Her words sufficed, for me, to sum up my whole experience in this half century, which was going to be the paradise of progress and instead was the hell of degradation. Not only the age of fascist and Stalinist horror but of the horror that those who fought against evil could not save themselves from, no one was exempted, Laura! not the English who hid rice from the Bengalis so they wouldn’t have the will to revolt and join Japan during the war, not the Islamic merchants who collaborated with them, not the English who broke the legs of rebels who wanted national independence and refused medical care, not the French who collaborated in Nazi genocide or who cried out
against the German occupation but considered the French occupation of Algeria, of Indochina, of Senegal a divine right, not the Americans who kept all the Caribbean and Central American dictators in power with their jails overflowing and their beggars in the streets as long as they supported the United States. Who was saved? Those who lynched blacks, or the blacks who were executed, jailed, forbidden to drink or urinate next to a white in Mississippi, land of Faulkner?

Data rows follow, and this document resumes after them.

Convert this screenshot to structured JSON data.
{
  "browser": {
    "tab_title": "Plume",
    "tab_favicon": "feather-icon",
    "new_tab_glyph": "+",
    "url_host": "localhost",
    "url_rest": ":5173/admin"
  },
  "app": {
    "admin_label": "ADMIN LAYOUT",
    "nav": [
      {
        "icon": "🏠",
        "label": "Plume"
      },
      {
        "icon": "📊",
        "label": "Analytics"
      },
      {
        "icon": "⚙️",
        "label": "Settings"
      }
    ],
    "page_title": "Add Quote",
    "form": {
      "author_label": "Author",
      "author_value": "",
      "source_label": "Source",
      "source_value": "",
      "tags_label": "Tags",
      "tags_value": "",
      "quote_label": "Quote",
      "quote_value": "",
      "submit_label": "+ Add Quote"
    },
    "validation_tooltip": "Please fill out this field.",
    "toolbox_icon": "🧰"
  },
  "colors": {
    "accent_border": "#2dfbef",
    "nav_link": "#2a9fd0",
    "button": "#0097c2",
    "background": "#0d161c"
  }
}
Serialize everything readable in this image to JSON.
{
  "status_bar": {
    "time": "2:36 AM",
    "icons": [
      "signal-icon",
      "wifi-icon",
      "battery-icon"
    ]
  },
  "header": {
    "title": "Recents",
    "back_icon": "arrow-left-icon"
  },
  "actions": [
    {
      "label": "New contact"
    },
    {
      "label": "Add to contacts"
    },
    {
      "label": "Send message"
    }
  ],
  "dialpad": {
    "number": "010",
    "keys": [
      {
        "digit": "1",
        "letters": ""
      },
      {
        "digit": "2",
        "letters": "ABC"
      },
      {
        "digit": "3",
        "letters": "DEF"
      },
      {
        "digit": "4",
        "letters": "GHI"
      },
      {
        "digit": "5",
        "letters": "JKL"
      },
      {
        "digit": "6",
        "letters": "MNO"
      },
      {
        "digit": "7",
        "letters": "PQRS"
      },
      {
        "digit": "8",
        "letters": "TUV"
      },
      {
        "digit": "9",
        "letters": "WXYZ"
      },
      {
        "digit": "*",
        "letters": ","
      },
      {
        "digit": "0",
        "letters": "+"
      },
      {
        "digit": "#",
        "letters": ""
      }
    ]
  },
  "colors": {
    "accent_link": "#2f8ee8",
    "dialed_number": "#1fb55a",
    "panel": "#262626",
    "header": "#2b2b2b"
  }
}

“Starting with us, evil ceased to be a possibility and became an obligation.”
“I don’t want to be pitied, Jorge. I’d rather be persecuted.”
Those were the last words of Raquel that I heard. I don’t know if I suffer because I didn’t save her or because of her suffering. But the way she looked at her executioner in the camp, more than the way she looked at me, told me that right until the last minute Raquel affirmed her humanity and left me a question I’d always live with: what is the virtue of your virtue, my love, the love of my love, the justice of my justice, the compassion of my compassion?
“I want to share your suffering, the way you share the suffering of your people. That is the love of my love.”
6.
Laura left Jorge on the island. She boarded the little ship knowing she would never return. Jorge Maura would never again be a clearly delineated figure for her, only a haze rising from a past that was always present, whose identification would be final proof that he was there even if he no longer existed.